We have an obligation to act and prevent tomorrow’s senseless deaths

Like millions of Americans, I watched the news reports from Sandy Hook Elementary School in Newtown, Conn., and was horrified.

There are no words to express my sadness and outrage over the loss of so many young innocent lives.

Politicians have rushed to offer words of sympathy for the victims, but Americans expect more from us.

And they deserve more from this Congress.

Congress has ducked a serious national debate over common-sense gun laws for too long. While there may be nothing we could have done to have stopped this deranged individual from killing and terrorizing so many people, how many more tragedies must we live through before we say enough is enough?

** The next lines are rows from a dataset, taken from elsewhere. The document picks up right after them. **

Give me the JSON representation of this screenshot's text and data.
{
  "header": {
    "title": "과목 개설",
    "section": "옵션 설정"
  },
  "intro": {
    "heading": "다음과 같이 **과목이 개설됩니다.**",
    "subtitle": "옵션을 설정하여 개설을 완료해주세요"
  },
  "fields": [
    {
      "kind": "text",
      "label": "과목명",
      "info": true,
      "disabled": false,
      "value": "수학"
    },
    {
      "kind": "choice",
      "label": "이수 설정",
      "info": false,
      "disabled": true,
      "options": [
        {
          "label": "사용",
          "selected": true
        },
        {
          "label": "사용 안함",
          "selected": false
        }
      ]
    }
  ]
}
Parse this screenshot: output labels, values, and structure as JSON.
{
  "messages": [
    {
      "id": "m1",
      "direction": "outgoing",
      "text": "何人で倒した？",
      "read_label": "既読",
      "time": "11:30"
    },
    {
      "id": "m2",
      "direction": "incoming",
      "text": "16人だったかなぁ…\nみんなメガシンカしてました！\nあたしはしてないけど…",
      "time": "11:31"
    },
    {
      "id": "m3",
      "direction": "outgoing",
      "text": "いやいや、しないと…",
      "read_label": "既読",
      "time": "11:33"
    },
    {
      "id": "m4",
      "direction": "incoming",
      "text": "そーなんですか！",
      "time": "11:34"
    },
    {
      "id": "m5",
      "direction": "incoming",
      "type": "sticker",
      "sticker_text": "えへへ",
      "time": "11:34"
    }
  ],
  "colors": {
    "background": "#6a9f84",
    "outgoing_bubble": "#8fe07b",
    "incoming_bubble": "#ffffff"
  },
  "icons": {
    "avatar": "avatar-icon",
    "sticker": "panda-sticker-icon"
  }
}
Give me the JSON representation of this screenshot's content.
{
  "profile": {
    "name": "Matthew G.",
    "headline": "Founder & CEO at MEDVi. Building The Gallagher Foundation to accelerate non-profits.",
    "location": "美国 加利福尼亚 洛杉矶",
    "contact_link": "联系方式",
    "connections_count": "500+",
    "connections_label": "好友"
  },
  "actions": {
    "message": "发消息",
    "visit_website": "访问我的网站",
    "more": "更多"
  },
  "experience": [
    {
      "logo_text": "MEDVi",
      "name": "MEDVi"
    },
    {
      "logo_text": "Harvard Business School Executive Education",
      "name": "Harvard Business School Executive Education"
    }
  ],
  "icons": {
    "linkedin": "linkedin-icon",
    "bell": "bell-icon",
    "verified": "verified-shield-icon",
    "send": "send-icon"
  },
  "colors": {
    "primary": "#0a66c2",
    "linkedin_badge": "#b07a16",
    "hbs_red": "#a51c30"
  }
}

We have an obligation to act and prevent tomorrow’s senseless deaths by coming together and ensuring that guns stay out of the hands of criminals and the dangerously mentally ill.

Gun violence became very personal to me when my friend, Rep. Gabby Giffords, was nearly killed at the hands of a mentally ill gunman while conducting the same type of “Congress at Your Corner” event I have done dozens of times in my career. Six people that day, including 9-year-old Christina-Taylor Green, had their entire futures taken away from them.

I have seen too many parents’ lives shattered, from Binghamton to Brooklyn.

I will never forget the faces of slain 17-year-old honor student Nyasia Pryear-Yard’s parents, whom I met just weeks after being sworn in to the Senate.

My own two boys are ages 9 and 4, the same ages as many of the children attending Sandy Hook Elementary School when the gunfire rang out.

As a mother, and a lawmaker, I will not allow these tragedies, and the roughly 34 gun violence related deaths that happen every day, to go unanswered. We can no longer sweep the conversation about access to guns under the rug, it is time to demand real solutions.

But in Washington, old and tired political battles have prevented progress. Like far too often in this town, partisans talk past each other, and nothing gets done. The moment someone proposes a solution, it is labeled pro-gun or anti-gun, people run to their respective corners, and nothing is accomplished.

Keeping our children safe from the scourge of gun violence is not a Republican or a Democratic principle; this is an issue for all Americans. There is no political ideology that finds this loss of life acceptable.

The mothers, fathers and reasonable gun owners of America need to take back this conversation.